This morning was just like any other morning. I got ready to go to work and then sat down in the dining room to have breakfast-coffee and a protein shake. The host parents and little brother had gone to visit relatives in Chilete, and the older host siblings had gone to Cajamarca city. It was just me and the grandmother in the house. This morning was just like any other morning, until the phone rang. I picked it up and passed it to the grandmother. She took the phone call next to me and I could hear a man’s voice on the other end of the line. He sounded panicked. He told my host grandmother that her grandson, Anderson had been involved in an assault while coming back from Cajamarca City. He said that while Anderson was returning in the car from the city, a man had gotten into the car, robbed him, and slashed his arm and face slashed with a knife. He told her that the girl who had been traveling in the car with him had been murdered in the assault. Upon hearing this, the grandmother’s hands begin to shake as she burst into tears.

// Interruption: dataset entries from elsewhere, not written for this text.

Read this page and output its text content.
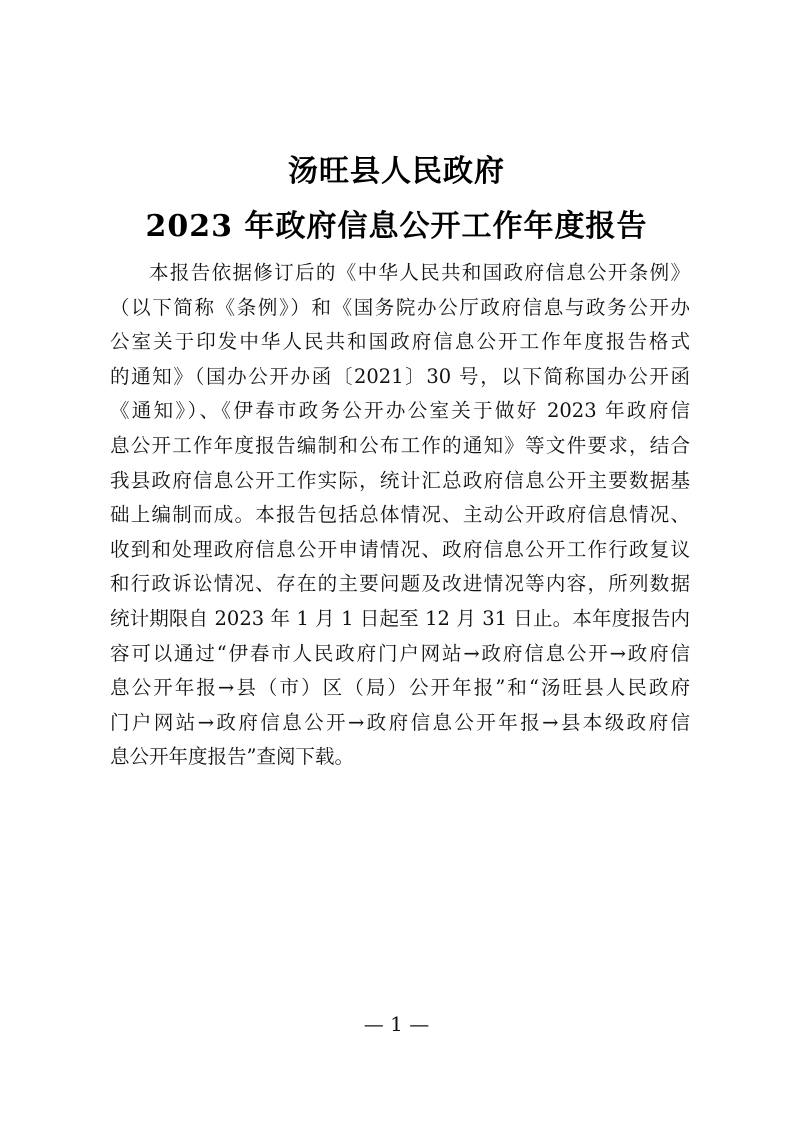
汤旺县人民政府
2023 年政府信息公开工作年度报告
本报告依据修订后的《中华人民共和国政府信息公开条例》
（以下简称《条例》）和《国务院办公厅政府信息与政务公开办
公室关于印发中华人民共和国政府信息公开工作年度报告格式
的通知》（国办公开办函〔2021〕30 号，以下简称国办公开函
《通知》）、《伊春市政务公开办公室关于做好 2023 年政府信
息公开工作年度报告编制和公布工作的通知》等文件要求，结合
我县政府信息公开工作实际，统计汇总政府信息公开主要数据基
础上编制而成。本报告包括总体情况、主动公开政府信息情况、
收到和处理政府信息公开申请情况、政府信息公开工作行政复议
和行政诉讼情况、存在的主要问题及改进情况等内容，所列数据
统计期限自 2023 年 1 月 1 日起至 12 月 31 日止。本年度报告内
容可以通过“伊春市人民政府门户网站→政府信息公开→政府信
息公开年报→县（市）区（局）公开年报”和“汤旺县人民政府
门户网站→政府信息公开→政府信息公开年报→县本级政府信
息公开年度报告”查阅下载。
— 1 —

“Not my Ander! My poor baby!” she wailed. There was a boy’s voice in the background that called out “help me! I’ve been cut really bad and it hurts!” The man on the phone went on to explain that while trying to protect himself, Anderson threw rocks at the attacker and that because of this he was now being held at the police station. The man said that the police were demanding $5,000 soles for Anderson’s release. “But I don’t have $5,000 soles!” she sobbed. “You must talk to his mother! Call his mother!” There was a pause and man said something to which the grandmother cried, “I don’t know her number! Wait. Let me see if my granddaughter has it…” She looked at me. I was surprised, but touched that she referred to me as her granddaughter, especially in such a serious moment of crisis. I pulled out my phone to give her the number but before I could the man said something else to her. I couldn’t make out what else was being said but the phone call ended shortly.
She hung up the phone, hands still shaking, and asked me to call the host mom who was in Chilete. I called her twice but there was no answer. Then I tried the aunt (who the host mom was visiting) and was able to get through. I gave the phone to the grandmother who relayed everything that had just happened. From there they called Anderson, and fortunately were able to reach him. As it turned out, Anderson was on his way back from Cajamarca City. He wasn’t in the police station. He hadn’t been assaulted. It was all a lie. A lie to extort money from his family, something that I’ve learned is unfortunately pretty common here.
An hour later, Anderson walked in the front door, safe and sound. We all breathed a sigh of relief.